Datenjournalismus adé, Sparkurs passé – die Universität Leipzig hat gestern Abend ihre Pläne für die Reform des Masterstudiengangs Journalistik vorgestellt und dabei mehrere Überraschungen verkündet.
Die wichtigste Entscheidung: Anders als bislang verlautbart, bildet die Hochschule zukünftig keine spezialisierten Datenjournalisten aus, sondern setzt weiterhin auf einen Studiengang, der Absolventen auf das gesamte Berufsfeld vorbereitet: "Wir sind von der Idee des Datenjournalismus ausgegangen. In Kooperation mit dem Institut für Informatik haben wir dann aber gesehen, dass wir noch viel mehr tun können. Wir machen jetzt eine Ausbildung die sich den digitalen Herausforderungen des Journalismus vollständig stellt", sagte Dr. Markus Beiler, Junior-Professor für Journalismusforschung.
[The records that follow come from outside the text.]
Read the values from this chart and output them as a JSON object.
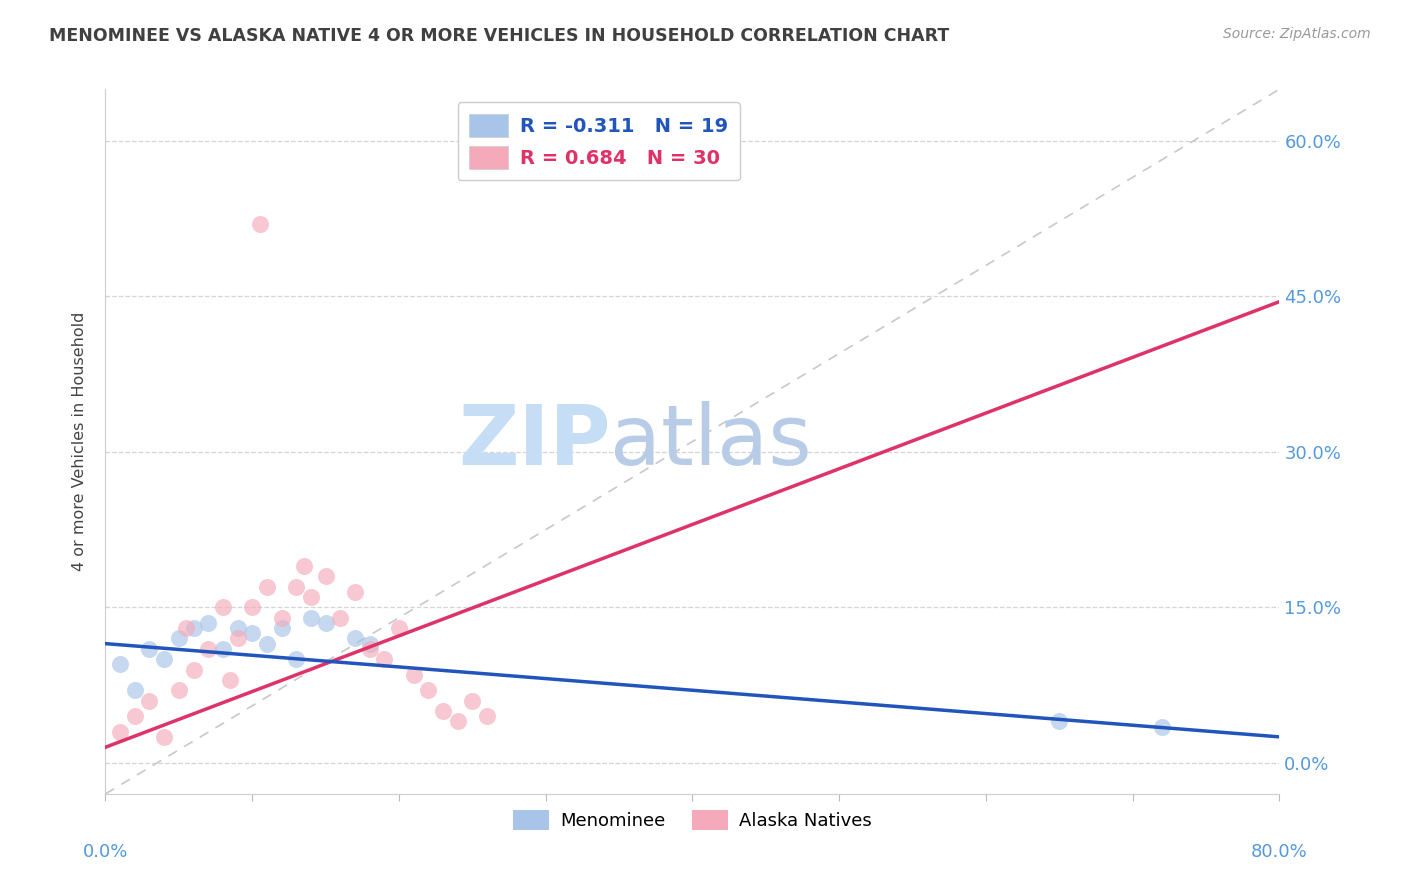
{
  "title": "MENOMINEE VS ALASKA NATIVE 4 OR MORE VEHICLES IN HOUSEHOLD CORRELATION CHART",
  "source": "Source: ZipAtlas.com",
  "ylabel": "4 or more Vehicles in Household",
  "ytick_values": [
    0.0,
    15.0,
    30.0,
    45.0,
    60.0
  ],
  "xlim": [
    0.0,
    80.0
  ],
  "ylim": [
    -3.0,
    65.0
  ],
  "legend_entry1": "R = -0.311   N = 19",
  "legend_entry2": "R = 0.684   N = 30",
  "legend_label1": "Menominee",
  "legend_label2": "Alaska Natives",
  "menominee_color": "#a8c4e8",
  "alaska_color": "#f4aabb",
  "menominee_line_color": "#2255bb",
  "alaska_line_color": "#dd3366",
  "diagonal_line_color": "#c8c8c8",
  "background_color": "#ffffff",
  "grid_color": "#d5d5d5",
  "title_color": "#404040",
  "tick_color": "#5599dd",
  "watermark_zip_color": "#c5ddf5",
  "watermark_atlas_color": "#b8cce8",
  "menominee_x": [
    1.0,
    2.0,
    3.0,
    4.0,
    5.0,
    6.0,
    7.0,
    8.0,
    9.0,
    10.0,
    11.0,
    12.0,
    13.0,
    14.0,
    15.0,
    17.0,
    18.0,
    65.0,
    72.0
  ],
  "menominee_y": [
    9.5,
    7.0,
    11.0,
    10.0,
    12.0,
    13.0,
    13.5,
    11.0,
    13.0,
    12.5,
    11.5,
    13.0,
    10.0,
    14.0,
    13.5,
    12.0,
    11.5,
    4.0,
    3.5
  ],
  "alaska_x": [
    1.0,
    2.0,
    3.0,
    4.0,
    5.0,
    5.5,
    6.0,
    7.0,
    8.0,
    8.5,
    9.0,
    10.0,
    11.0,
    12.0,
    13.0,
    13.5,
    14.0,
    15.0,
    16.0,
    17.0,
    18.0,
    19.0,
    20.0,
    21.0,
    22.0,
    23.0,
    24.0,
    25.0,
    26.0,
    10.5
  ],
  "alaska_y": [
    3.0,
    4.5,
    6.0,
    2.5,
    7.0,
    13.0,
    9.0,
    11.0,
    15.0,
    8.0,
    12.0,
    15.0,
    17.0,
    14.0,
    17.0,
    19.0,
    16.0,
    18.0,
    14.0,
    16.5,
    11.0,
    10.0,
    13.0,
    8.5,
    7.0,
    5.0,
    4.0,
    6.0,
    4.5,
    52.0
  ],
  "alaska_line_x0": 0.0,
  "alaska_line_y0": 1.5,
  "alaska_line_x1": 80.0,
  "alaska_line_y1": 44.5,
  "menominee_line_x0": 0.0,
  "menominee_line_y0": 11.5,
  "menominee_line_x1": 80.0,
  "menominee_line_y1": 2.5
}
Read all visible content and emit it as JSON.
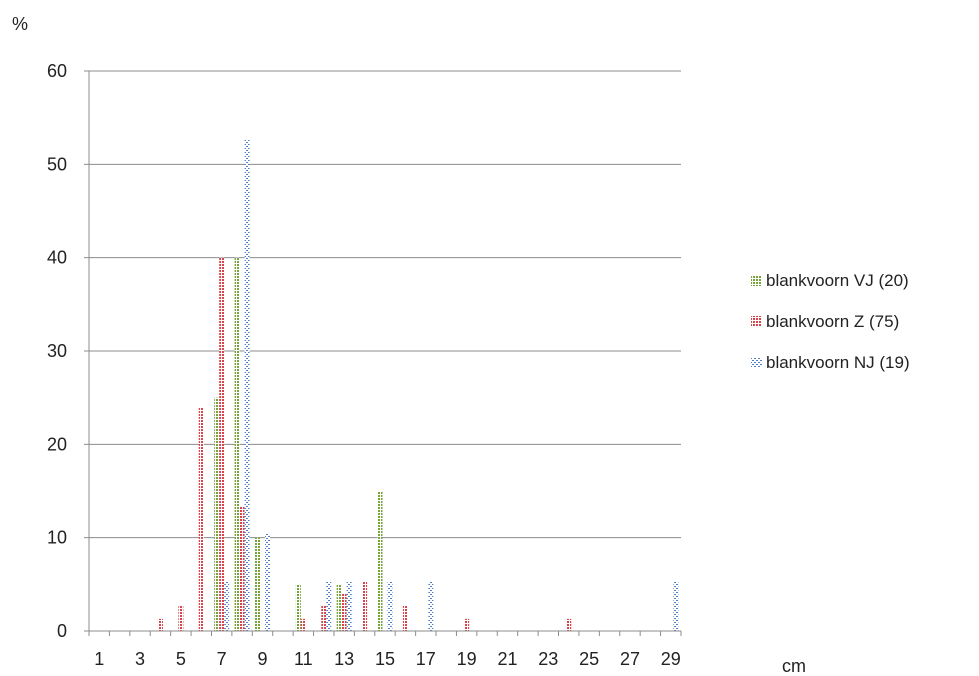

Marcel Machill wird entmachtet
Markus Beiler wird den neuen Masterstudiengang Journalistik auch verantworten. Dies hängt mit der zweiten unerwarteten Entscheidung zusammen: Dr. Marcel Machill, der bislang einzig verbliebene ordentliche Professor an der Abteilung Journalistik, wird zukünftig keine Masterstudenten unterrichten. Der umstrittene Hochschullehrer, der beim Pressetermin nicht anwesend war, wird stattdessen im Bachelorstudiengang Kommunikations- und Medienwissenschaft die Grundlagenausbildung übernehmen. Dort soll der Anteil journalistischer Inhalte steigen. Fußnote: Die Absolventen des Bachelorstudiengangs sollen sich in Zukunft außerdem für den Masterstudiengang bewerben können. Bislang war das nicht möglich.
Rektorat öffnet das Portmonee
Möglich wird dieser Um- und Ausbau durch eine Finanzspritze des Rektorats. Die Verantwortlichen hatten bislang stets betont, dass eine Reform des Studiengangs ohne zusätzliche personelle und finanzielle Ressourcen gelingen müsse. Nun die Rolle rückwärts: Markus Beiler soll mittelfristig zum außerordentlichen Professor ernannt und ein neuer Junior-Professor angestellt werden.
Außerdem richtet die Universität zum Start des neuen Masterstudiengangs im Wintersemester 2018 eine Gastprofessur ein, die den Namen von Institutsgründer Karl Bücher tragen wird. "Das ist einer der Beiträge des Rektorats zum Reformprozess", sagte Prof. Dr. Thomas Hofsäss, Prorektor für Bildung. Dabei verwies er auf die "mediale Wahrnehmung", die mit diesem Schritt verbunden sei.
Journalismus trifft Informatik und Soziologie
Doch wie sieht der neue Masterstudiengang Journalistik im Einzelnen aus? Tatsächlich sind nun neben der Abteilung Journalistik weitere Fachrichtungen des Instituts für Kommunikations- und Medienwissenschaft (IfKMW) sowie die Institute für Informatik und Soziologie der Universität beteiligt.
"Der Studiengang wird durch drei Säulen getragen", erklärte Markus Beiler. "Die erste Säule umfasst das journalistische Handwerk, also etwa Recherche und Darstellungsformen, aber auch neue Trends wir Storytelling". Die zweite Säule seien die Informatik-Inhalte, die 20 von insgesamt 120 Leistungspunkten ausmachen. "Hier bilden wir aber keine Programmierer aus. Es geht um grundlegendes Wissen über Algorithmen, Daten und die Technik des Internets", so Beiler. Die dritte Säule umfasse die Vermittlung von Kompetenzen der Journalismus und Sozialforschung. Hier sollen die Studierenden Fertigkeiten erlangen, um aktuelle Phänomene in ihrem Berufsfeld mit wissenschaftlichen Methoden empirisch zu untersuchen. Die Lehrveranstaltungen zu dieser dritten Säule umfassen 30 Leistungspunkte.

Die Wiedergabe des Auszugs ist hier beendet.